Images: Sandra Vogel / ZDNet    

Side Sense and Multi-Window are key aspects of the overlay that Sony places on top of Android 10. The setup process also offers a whole raft of applications you can decide to install or not one by one. These include several from Google (Calculator, Sheets, Docs, News, Slides), and a whole bunch from Sony (Imaging Edge Mobile, AccuWeather, Booking.com, Amazon, PlayStation App, News Suite by Sony, Outlook). Facebook and Netflix are preinstalled and not removable.

Having accepted all the optional extras I found the 128GB of the internal reduced by 23GB, leaving 105GB free for my own apps and data.

The Xperia 10 II's Snapdragon 665 chipset is supported by 4GB of RAM. It delivered average Geekbench 5 CPU scores of 229 (single core) and 1189 (multi core). This is close to the Motorola Moto G8's 1402 and 312, which shares the same processor and RAM. While the Moto G8 has a considerably lower price, it is much less sophisticated in the screen department. This level of performance is, naturally, nowhere near the leading edge for Android handsets, which is currently around 900 and 3300 for single core and multi core respectively.

This is not a 5G handset, but it will accommodate two SIMs if you don't mind sacrificing the option of a MicroSD card to expand the internal storage.

SEE: 5G smartphones: A cheat sheet (free PDF) (TechRepublic)

The front camera is an 8MP f/2.0 unit, while Sony has opted for a trio of cameras at the back: 12MP f/2.0 wide angle, 8MP f/2.4 telephoto (2x optical zoom) and 8MP f/2.2 ultra-wide-angle (120°). The AI automatically detects food shots and enhances them (so that's great if you're a foodie), and it will switch into macro mode if the lens is close to its subject. I managed some interesting point-and-shoot shots, but was irritated by notable shutter lag, and also by the slowness with which the camera software sometimes adjusted to my requests. Some of this may be fixable in software, but as it stands the point-and-shoot experience is below par. That's doubly irritating as the Xperia 1 II did so well on the camera front.

The Sony Xperia 10 II has a 3600mAh battery. Under the PCMark for Android battery rundown test it ran for 15 hours and 30 minutes.

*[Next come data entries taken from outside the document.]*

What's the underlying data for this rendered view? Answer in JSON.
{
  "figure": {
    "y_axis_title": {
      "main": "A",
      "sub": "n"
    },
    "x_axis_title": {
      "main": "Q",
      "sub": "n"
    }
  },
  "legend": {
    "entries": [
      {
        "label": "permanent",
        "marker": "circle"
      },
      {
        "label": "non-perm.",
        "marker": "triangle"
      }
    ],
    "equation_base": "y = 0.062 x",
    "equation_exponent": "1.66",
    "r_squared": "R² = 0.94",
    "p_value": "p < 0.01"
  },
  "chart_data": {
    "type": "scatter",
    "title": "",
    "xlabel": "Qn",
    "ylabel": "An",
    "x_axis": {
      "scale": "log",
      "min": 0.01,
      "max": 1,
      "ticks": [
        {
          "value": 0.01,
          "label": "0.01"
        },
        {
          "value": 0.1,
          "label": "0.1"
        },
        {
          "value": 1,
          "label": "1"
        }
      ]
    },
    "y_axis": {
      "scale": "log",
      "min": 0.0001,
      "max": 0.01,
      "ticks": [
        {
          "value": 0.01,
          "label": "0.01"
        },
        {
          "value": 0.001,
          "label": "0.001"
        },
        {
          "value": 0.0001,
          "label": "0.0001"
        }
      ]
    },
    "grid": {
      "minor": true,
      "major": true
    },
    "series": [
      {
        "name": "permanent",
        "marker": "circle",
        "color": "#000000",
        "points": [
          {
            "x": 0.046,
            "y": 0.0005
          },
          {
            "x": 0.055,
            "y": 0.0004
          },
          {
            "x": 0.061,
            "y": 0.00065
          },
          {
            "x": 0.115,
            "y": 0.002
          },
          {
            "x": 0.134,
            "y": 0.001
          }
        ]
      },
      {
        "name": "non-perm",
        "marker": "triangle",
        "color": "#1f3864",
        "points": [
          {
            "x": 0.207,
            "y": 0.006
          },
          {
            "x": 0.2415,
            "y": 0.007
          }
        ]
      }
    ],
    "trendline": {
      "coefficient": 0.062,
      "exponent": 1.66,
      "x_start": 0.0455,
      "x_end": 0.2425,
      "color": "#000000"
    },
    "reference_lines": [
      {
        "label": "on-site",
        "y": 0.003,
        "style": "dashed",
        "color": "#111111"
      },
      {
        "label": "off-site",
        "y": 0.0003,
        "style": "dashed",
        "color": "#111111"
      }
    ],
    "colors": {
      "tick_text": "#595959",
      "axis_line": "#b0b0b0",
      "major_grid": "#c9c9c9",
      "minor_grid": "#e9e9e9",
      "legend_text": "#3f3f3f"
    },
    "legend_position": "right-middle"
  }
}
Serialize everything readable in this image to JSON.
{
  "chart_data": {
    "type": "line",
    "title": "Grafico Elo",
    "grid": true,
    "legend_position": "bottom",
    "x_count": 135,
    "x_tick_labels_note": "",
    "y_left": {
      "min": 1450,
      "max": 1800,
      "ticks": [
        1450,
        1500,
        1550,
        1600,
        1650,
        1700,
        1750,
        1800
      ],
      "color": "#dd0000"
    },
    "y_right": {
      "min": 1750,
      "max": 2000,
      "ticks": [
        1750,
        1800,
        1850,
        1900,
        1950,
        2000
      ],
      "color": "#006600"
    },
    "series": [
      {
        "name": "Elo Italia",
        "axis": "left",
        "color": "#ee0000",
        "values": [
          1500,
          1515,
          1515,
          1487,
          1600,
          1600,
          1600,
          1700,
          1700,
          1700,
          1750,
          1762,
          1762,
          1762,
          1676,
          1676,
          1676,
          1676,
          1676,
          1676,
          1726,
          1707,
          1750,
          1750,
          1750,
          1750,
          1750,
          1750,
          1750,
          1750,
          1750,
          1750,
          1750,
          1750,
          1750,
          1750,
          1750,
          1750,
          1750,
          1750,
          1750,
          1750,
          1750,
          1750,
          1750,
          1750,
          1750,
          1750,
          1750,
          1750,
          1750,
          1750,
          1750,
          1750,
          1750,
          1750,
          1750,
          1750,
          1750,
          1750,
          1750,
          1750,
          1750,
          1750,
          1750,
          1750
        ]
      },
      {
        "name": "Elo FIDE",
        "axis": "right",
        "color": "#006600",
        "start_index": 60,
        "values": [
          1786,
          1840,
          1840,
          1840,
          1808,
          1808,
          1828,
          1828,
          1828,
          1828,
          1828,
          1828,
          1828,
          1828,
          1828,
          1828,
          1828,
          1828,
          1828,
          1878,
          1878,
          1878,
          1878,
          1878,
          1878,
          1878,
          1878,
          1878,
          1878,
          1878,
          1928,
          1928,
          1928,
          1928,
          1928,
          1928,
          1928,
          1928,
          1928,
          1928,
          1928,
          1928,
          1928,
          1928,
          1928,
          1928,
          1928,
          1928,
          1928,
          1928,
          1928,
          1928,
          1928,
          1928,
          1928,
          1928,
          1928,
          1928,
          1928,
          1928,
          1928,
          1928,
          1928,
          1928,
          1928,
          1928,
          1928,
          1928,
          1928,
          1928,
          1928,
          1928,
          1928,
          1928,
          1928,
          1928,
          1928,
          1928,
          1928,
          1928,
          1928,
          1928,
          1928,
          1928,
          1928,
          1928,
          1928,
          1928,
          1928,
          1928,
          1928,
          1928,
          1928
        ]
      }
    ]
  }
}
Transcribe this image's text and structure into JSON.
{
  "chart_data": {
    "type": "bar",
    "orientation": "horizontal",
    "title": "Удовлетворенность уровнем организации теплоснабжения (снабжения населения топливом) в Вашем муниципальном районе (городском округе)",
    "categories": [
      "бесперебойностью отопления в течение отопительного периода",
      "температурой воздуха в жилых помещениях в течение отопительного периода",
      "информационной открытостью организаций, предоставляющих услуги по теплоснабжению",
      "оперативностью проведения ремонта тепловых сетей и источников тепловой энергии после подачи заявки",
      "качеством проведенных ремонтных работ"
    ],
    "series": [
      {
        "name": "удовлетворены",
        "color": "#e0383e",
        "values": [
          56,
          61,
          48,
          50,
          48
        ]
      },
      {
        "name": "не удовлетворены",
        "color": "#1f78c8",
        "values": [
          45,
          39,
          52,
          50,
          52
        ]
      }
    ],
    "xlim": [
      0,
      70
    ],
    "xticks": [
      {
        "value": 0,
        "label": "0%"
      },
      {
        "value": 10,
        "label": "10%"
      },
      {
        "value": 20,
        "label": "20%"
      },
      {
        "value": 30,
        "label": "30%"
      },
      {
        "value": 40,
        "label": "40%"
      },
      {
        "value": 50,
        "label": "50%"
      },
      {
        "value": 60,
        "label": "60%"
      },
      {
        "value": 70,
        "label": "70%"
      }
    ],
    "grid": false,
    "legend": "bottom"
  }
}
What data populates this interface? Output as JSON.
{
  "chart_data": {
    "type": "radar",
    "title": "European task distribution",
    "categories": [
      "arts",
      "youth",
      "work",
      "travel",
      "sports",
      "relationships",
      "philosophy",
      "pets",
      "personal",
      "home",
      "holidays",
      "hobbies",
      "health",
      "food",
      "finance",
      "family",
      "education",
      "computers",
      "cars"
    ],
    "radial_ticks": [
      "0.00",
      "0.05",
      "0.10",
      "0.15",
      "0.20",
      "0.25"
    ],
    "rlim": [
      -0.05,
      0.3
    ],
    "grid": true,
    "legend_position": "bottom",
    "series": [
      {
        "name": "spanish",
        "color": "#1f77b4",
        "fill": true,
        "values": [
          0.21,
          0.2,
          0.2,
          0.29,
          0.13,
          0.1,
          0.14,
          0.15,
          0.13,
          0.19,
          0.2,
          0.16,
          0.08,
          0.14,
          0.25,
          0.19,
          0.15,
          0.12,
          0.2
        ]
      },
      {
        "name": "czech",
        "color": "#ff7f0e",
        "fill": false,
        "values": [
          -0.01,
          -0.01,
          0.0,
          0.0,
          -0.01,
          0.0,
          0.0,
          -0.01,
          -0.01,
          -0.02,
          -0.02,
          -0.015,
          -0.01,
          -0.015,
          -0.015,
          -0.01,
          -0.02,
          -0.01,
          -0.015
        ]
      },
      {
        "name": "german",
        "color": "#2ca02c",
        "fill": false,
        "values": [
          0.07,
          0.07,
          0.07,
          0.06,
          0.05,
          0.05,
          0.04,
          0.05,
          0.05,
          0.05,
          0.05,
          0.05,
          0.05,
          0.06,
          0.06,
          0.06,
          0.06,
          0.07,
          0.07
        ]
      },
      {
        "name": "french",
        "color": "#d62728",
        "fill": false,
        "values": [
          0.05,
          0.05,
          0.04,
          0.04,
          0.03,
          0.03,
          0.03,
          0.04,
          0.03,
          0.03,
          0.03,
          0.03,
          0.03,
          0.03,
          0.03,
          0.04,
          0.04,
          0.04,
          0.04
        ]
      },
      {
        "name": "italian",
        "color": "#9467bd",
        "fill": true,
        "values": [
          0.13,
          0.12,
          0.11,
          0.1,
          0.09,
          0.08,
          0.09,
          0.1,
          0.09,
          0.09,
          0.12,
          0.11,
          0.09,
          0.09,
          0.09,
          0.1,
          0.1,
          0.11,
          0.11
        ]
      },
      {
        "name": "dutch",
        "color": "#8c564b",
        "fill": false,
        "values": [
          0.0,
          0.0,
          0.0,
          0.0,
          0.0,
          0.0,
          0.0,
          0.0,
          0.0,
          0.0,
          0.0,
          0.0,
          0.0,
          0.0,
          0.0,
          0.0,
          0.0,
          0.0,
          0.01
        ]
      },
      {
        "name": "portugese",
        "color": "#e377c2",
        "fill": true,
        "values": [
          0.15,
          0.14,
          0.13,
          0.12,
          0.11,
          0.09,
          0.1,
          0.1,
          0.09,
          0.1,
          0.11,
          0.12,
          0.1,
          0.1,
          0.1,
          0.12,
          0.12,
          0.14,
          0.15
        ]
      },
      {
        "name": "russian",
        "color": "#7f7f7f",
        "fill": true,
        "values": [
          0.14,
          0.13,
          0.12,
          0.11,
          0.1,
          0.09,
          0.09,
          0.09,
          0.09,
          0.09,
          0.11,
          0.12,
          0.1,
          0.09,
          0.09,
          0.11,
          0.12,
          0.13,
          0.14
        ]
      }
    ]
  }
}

When I asked the handset to play video from YouTube for three hours, it did so dropping just 18% from a full charge. Anecdotally the Xperia 10 II ought to get you through a day of mainstream usage. Disappointingly, despite supporting fast charging, Sony makes you buy its Fast Charger UCH32C as an optional extra.

Image: Sony


As with other Xperia handsets, the 21:9 aspect ratio is the key draw here. Be prepared for a considerable amount of video letterboxing along with the (rather enjoyable) wide-screen viewing. You can also expect some usability challenges navigating the screen one-handed, while the camera performance is disappointing. Both the OnePlus Nord and Google Pixel 4a are more expensive and have standard aspect ratio screens, but they are worth checking out, along with other options, as possible alternatives.